Kuveždin Monastery

Kuveždin Monastery

Kuveždin Monastery, with the church dedicated to Saint Sava belongs to the only three existing churches in the world dedicated to Saint Sava of Serbia. Monastery of Kuvezdin is positioned on the southwestern part of Fruška Gora Mountain, 1 km north of the village of Divoš, on the road connecting Beočin and Erdevik. Late 17th-century tradition has it that Kuveždin Monastery was founded in 1520 by military commander and the last Serbian Despot Stefan Štiljanović. Turks destroyed the Kuvezdin Monastery in 1688 when it remained in pitiful conditions.

In the 17th century, monks from the demolished monasteries of Vinča and Slanci (near Belgrade) on the run from the Turks found refugee in the Kuveždin Monastery, bringing with them a variety of church  treasures and manuscripts. In the first half of the 19th century, a three-store Baroque steeple and three-sided monastic residential buildings “konaci” were built in Kuvezdin Monastery. The latter got elements of a Classical architectural style, while the old two-domed monastery church was replaced with a new structure. The iconostasis of the old-original church of Kuveždin Monastery was painted by Janko Halkozović in 1722, and the iconostasis for the new church was completed by Pavle Simić in the mid-19th century. The Baroque chapel in the Kuvezdin monastic graveyard was built in 1788 on the top of the hill above the monastery where are buried numerous Russian nuns who served here.

The Kuveždin Monastery was originally male monastic community to become a nunnery just before the Second World War. At that time, the Kuveždin Monastery was in terms of the number of nuns one of the largest Serbian monasteries. There were numerous nuns from Russia who in 1923 found their sanctuary in Kuvezdin Monastery after they forcibly left Russia due to the October Revolution. The first Abbess was Melanija Krivokucin, with her assistant Angelina Grachova who succeeded her in the monastic duty. In the Second World War in 1942 the Kuveždin Monastery was heavily damaged by Croat Ustasha and in 1944 completely destroyed, plundered and set aflame by Croat Ustashas and Germans.

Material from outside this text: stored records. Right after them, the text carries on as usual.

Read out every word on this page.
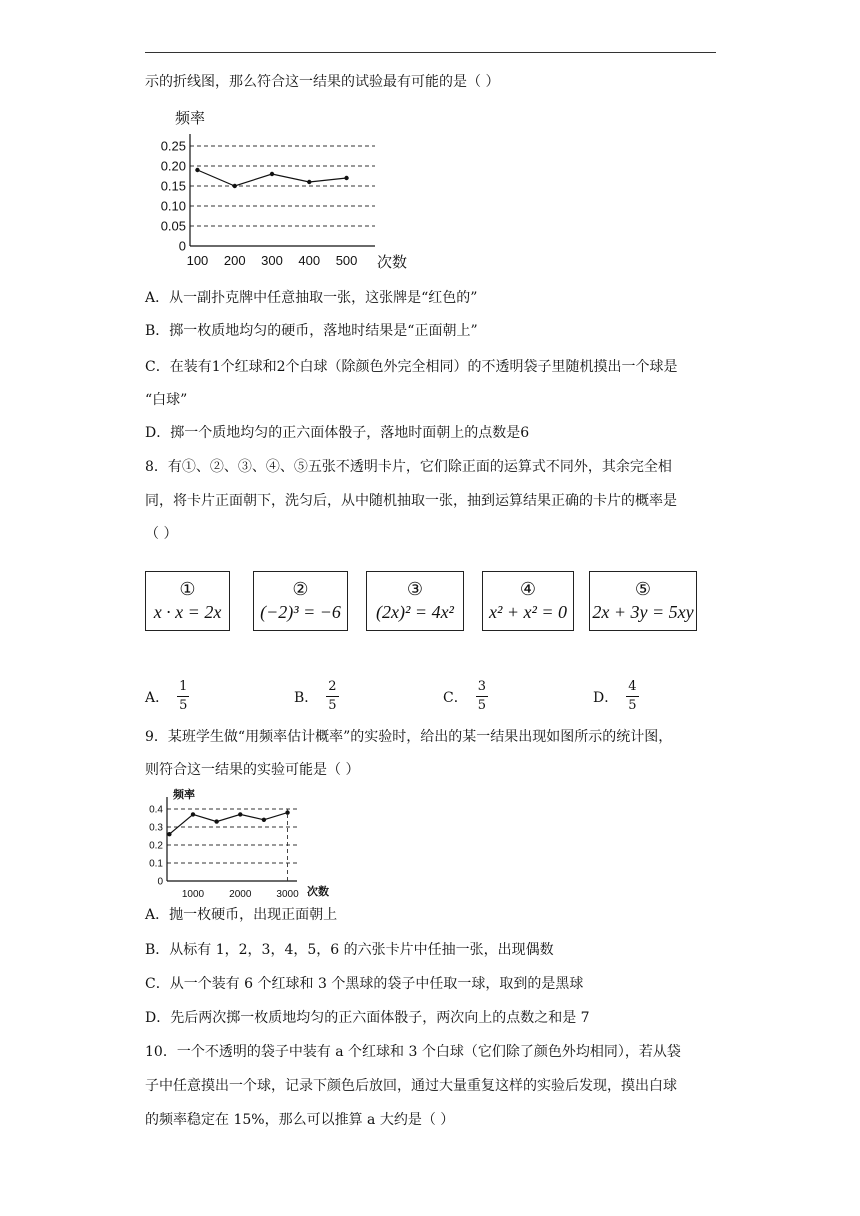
示的折线图，那么符合这一结果的试验最有可能的是（ ）
频率
次数
0
0.05
0.10
0.15
0.20
0.25
100 200 300 400 500
A．从一副扑克牌中任意抽取一张，这张牌是“红色的”
B．掷一枚质地均匀的硬币，落地时结果是“正面朝上”
C．在装有1个红球和2个白球（除颜色外完全相同）的不透明袋子里随机摸出一个球是
“白球”
D．掷一个质地均匀的正六面体骰子，落地时面朝上的点数是6
8．有①、②、③、④、⑤五张不透明卡片，它们除正面的运算式不同外，其余完全相
同，将卡片正面朝下，洗匀后，从中随机抽取一张，抽到运算结果正确的卡片的概率是
（ ）
①
x · x = 2x
②
(−2)³ = −6
③
(2x)² = 4x²
④
x² + x² = 0
⑤
2x + 3y = 5xy
A． $\frac{1}{5}$	B． $\frac{2}{5}$	C． $\frac{3}{5}$	D． $\frac{4}{5}$
9．某班学生做“用频率估计概率”的实验时，给出的某一结果出现如图所示的统计图，
则符合这一结果的实验可能是（ ）
频率
次数
0
0.1
0.2
0.3
0.4
1000	2000	3000
A．抛一枚硬币，出现正面朝上
B．从标有 1，2，3，4，5，6 的六张卡片中任抽一张，出现偶数
C．从一个装有 6 个红球和 3 个黑球的袋子中任取一球，取到的是黑球
D．先后两次掷一枚质地均匀的正六面体骰子，两次向上的点数之和是 7
10．一个不透明的袋子中装有 a 个红球和 3 个白球（它们除了颜色外均相同），若从袋
子中任意摸出一个球，记录下颜色后放回，通过大量重复这样的实验后发现，摸出白球
的频率稳定在 15%，那么可以推算 a 大约是（ ）
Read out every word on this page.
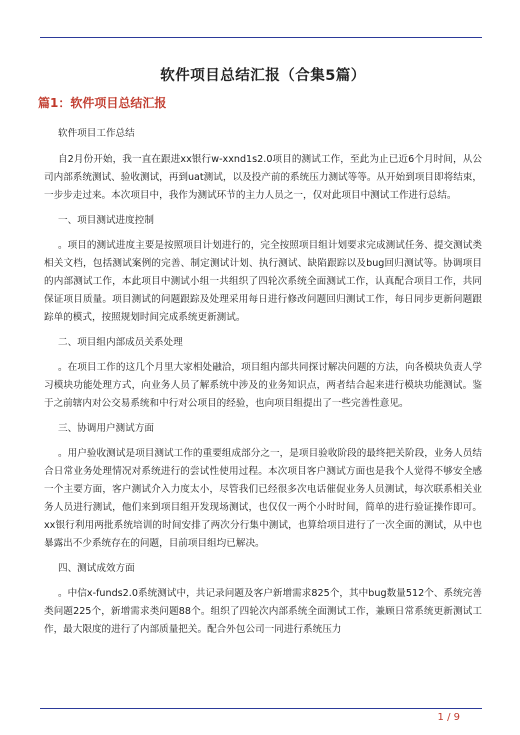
软件项目总结汇报（合集5篇）
篇1：软件项目总结汇报

软件项目工作总结

自2月份开始，我一直在跟进xx银行w-xxnd1s2.0项目的测试工作，至此为止已近6个月时间，从公司内部系统测试、验收测试，再到uat测试，以及投产前的系统压力测试等等。从开始到项目即将结束，一步步走过来。本次项目中，我作为测试环节的主力人员之一，仅对此项目中测试工作进行总结。

一、项目测试进度控制

。项目的测试进度主要是按照项目计划进行的，完全按照项目组计划要求完成测试任务、提交测试类相关文档，包括测试案例的完善、制定测试计划、执行测试、缺陷跟踪以及bug回归测试等。协调项目的内部测试工作，本此项目中测试小组一共组织了四轮次系统全面测试工作，认真配合项目工作，共同保证项目质量。项目测试的问题跟踪及处理采用每日进行修改问题回归测试工作，每日同步更新问题跟踪单的模式，按照规划时间完成系统更新测试。

二、项目组内部成员关系处理

。在项目工作的这几个月里大家相处融洽，项目组内部共同探讨解决问题的方法，向各模块负责人学习模块功能处理方式，向业务人员了解系统中涉及的业务知识点，两者结合起来进行模块功能测试。鉴于之前辖内对公交易系统和中行对公项目的经验，也向项目组提出了一些完善性意见。

三、协调用户测试方面

。用户验收测试是项目测试工作的重要组成部分之一，是项目验收阶段的最终把关阶段，业务人员结合日常业务处理情况对系统进行的尝试性使用过程。本次项目客户测试方面也是我个人觉得不够安全感一个主要方面，客户测试介入力度太小，尽管我们已经很多次电话催促业务人员测试，每次联系相关业务人员进行测试，他们来到项目组开发现场测试，也仅仅一两个小时时间，简单的进行验证操作即可。xx银行利用两批系统培训的时间安排了两次分行集中测试，也算给项目进行了一次全面的测试，从中也暴露出不少系统存在的问题，目前项目组均已解决。

四、测试成效方面

。中信x-funds2.0系统测试中，共记录问题及客户新增需求825个，其中bug数量512个、系统完善类问题225个，新增需求类问题88个。组织了四轮次内部系统全面测试工作，兼顾日常系统更新测试工作，最大限度的进行了内部质量把关。配合外包公司一同进行系统压力

1 / 9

After the WWII Kuvezdin Monastery was abandoned, with only the monastery chapel that remained which now houses the preserved portions of the iconostasis keeping the famous icon of the Shroud of the Holy Virgin. In recent years Kuveždin Monastery experiences comprehensive reconstruction and monastic community has been re-established. The Kuvezdin Monastery celebrates on the 19th-6th August the Transfiguration slava – feast.

Close to the Topciderska zvezda point in the Belgrade part of Senjak of the pre-war Belgrade in 1937 was constructed the Monastery dedicated to the Entrance of the Holy Virgin to the Temple as the metochion of the Kuvezdin Monastery. The Legend has it that erection of the church in Senjak is connected with the dream of ktetor  Persida Milenković who three times had vision in the dreams that the monastery should be constructed right in this place. Persida Milenković is buried in the crypt in the southwestern area of the central part of the church, and on frescoes she is depicted as founder carrying in the hand a model of church and presenting it to the Holy Virgin. Persida Milenković was ktetor of numerous endowments, among which is the building of the present Mathematics Gymnasium, and she left her house with large estate in Dedinje to the Red Cross. Here are buried numerous high dignitaries of the Serbian Orthodox Church and the later bishops.